The Best of Secter & the Rest of Secter

Allan Tong

2005 58m exp Joel Secter, Rachel Rodin, p/d Joel Secter, ph Paul Suderman, ed Michael Margolis, sr Drew Malamud, s ed Andrew Malamud, mus Kaveh Nabatian; with David Secter, David Cronenberg, Joy Fielding, Philip Glass, Paul Hoffert, Michael Ondaatje.

In the mid-1960s, a young Canadian film-maker came out of nowhere to make two films that shattered taboos and put Canada on the international movie map. The film-maker was David Secter and his movies were Winter Kept Us Warm (1965), which was the first Canadian feature to be invited to Cannes, and The Offering (1966), which Columbia Pictures eventually released. After varying success in New York as an indie filmmaker, however, Secter and his movies faded from memory.
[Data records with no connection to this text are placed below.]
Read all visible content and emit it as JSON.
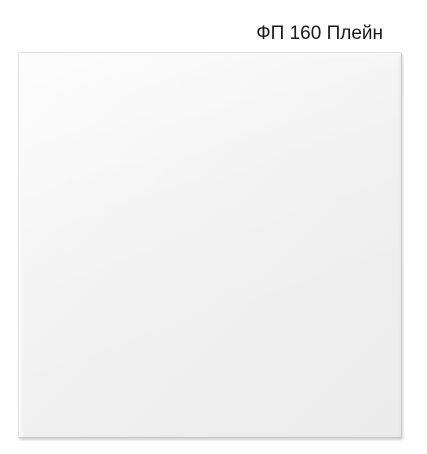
{
  "product": {
    "title": "ФП 160 Плейн"
  }
}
Forty years later, his nephew, Joel, a neophyte film producer and first-time director, pays tribute to his pioneering uncle in a new documentary, The Best of Secter & The Rest of Secter. The film is an affectionate portrait of his uncle and offers extensive access to its subject. It is divided into three sections: his early success in Canada; working as an indie filmmaker in Manhattan; and making a living in today's California. By far, the first segment is the most rewarding, both cinematically and historically. When Secter arrived from the Prairies in the early 1960s to study at the University of Toronto, there was no Canadian film industry to speak of. "You didn't see trucks on the streets. You didn't have friends whose fathers were in the film business," David Cronenberg recalls in the documentary. "There was no connection to movies at all. They came from somewhere else, just like automobiles came from somewhere else."

By mixing interviews with key people such as Cronenberg with stock footage of vintage Toronto, the first section of the film faithfully recreates this era for today's audience. Out of sheer chutzpah and ignorance, recalls Secter, he embarked on Winter Kept Us Warm with a crew that had absolutely no experience. "It was a student film in every sense," he says, and it was the first gay-themed English-language movie ever made in Canada at a time when gay movies didn't even exist outside of the underground. Unfortunately, The Best of Secret barely describes the plot or explains why a fourth-year English literature major dove into the deep end of feature filmmaking. According to an article Secter wrote for The Varsity, the campus paper, he was inspired by Citizen Kane and its director, Orson Welles, who was only 24 at the time he made that movie. The 22-year-old Secter took this as a challenge, and in a remarkable Cinderella story, the little student film was accepted at Cannes.

Secter's next film also broke new ground by portraying a romance between a white male stagehand and a female performer from a visiting Chinese dance troupe. In 1965, when The Offering was shot, China was a closed country and Toronto a buttoned-down, Anglo Saxon town. But the place was blooming, and The Offering was the first film to capture the brand new City Hall and Nathan Phillips Square, the international airport and TD Centre; locations that are expensive if not difficult to secure today. Interviews with the cast and crew (including production assistant and future playwright and novelist Michael Ondaatje) speak to Secter's boldness and originality.

The Offering landed Secter a Hollywood agent, an American distribution deal and a studio offer, but in the spirit of the times, he turned his back on the establishment and set up a communal production house in New York City. For the next 20 years, Secter made more films, including a bohemian comedy called Getting Together and the soft-core Blow Dry. The Best of Secter paints a vivid portrait of these years, mixing interviews with indie film guru John Pierson and composer Philip Glass, who place these films in the context of the vibrant indie film and New York art scene, along with clips of his former collaborators reminiscing about these productions. Secter comes off as a bohemian ringmaster, but the movies themselves look badly dated.

The Best of Secter chronicles Secter's career into the late--1970s, yet leaves the 1980s and 1990s virtually blank. The film fails to address this period or ask any of the hard questions. The Best of Secter will go a long way in restoring David Secter's rightful place in the Canadian film canon. It is an affectionate ode to a rebel filmmaker and pioneer, but it doesn't reveal enough about its subject, who still remains something of a mystery.